Stephens also professed bafflement over the world’s preoccupation with Iranian President Hassan Rouhani and other Iranian figurehead politicians, when, he said, the real problem was still Ayatollah Ali Khamenei.
“They don’t call you supreme leader if you’re a semi-supreme leader,” Stephens quipped.
Adelson also said negotiations with Iran were unquestionably a demonstration of weakness on the part of the United States.
Adelson, a casino magnate worth $26.5 billion according to Forbes, is a veteran political player in both Israeli and US politics.
A long-time supporter of Prime Minister Benjamin Netanyahu, he also threw his considerable financial weight behind Republican Mitt Romney’s campaign to become president and reportedly said he was willing to spend up to $100 million to prevent President Barack Obama’s reelection.
Adelson is also the publisher of Israel’s widest-read newspaper, the free Israel Hayom daily, which critics say takes a blatantly pro-Netanyahu line.
When it came to Israel, Adelson, a personal friend of the prime minister, and Stephens deviated slightly. While Adelson said Netanyahu “would not live without taking some kind of action under the threat of harm to the Jewish people or the State of Israel,” Stephens claimed he is “all hat and no cattle.”
Negotiators from Iran and six world powers, known as the P5+1, are due to meet in Geneva for a round of talks on November 7-8, the second round of talks in as many months.
Western powers fear Iran’s nuclear program could be used to build an atomic bomb. Iran says its program is peaceful and its purpose is to advance medical research and power generation.
Last week, Iranian diplomats met in Geneva with negotiators from the United States, Russia, China, Britain, France and Germany. Iran hopes to ease the crippling economic and oil sanctions placed on its government over its contested nuclear program.

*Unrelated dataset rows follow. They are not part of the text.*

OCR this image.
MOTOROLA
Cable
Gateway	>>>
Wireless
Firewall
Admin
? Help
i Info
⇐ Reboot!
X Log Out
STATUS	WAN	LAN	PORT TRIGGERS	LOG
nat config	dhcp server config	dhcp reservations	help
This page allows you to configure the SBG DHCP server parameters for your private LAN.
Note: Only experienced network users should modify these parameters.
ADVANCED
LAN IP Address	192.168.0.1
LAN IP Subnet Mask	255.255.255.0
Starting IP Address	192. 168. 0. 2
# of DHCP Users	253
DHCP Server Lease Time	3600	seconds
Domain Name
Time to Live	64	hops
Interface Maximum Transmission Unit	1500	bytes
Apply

Among key concessions being demanded by the West, according to two diplomats who spoke with the Associated Press, is that Iran stop enriching uranium to 20 percent. The diplomats say Iran offered to halt 20% enrichment at last week’s Geneva talks. However, the Iranian government hasn’t publicly commented on the issue.
The Associated Press contributed to this report.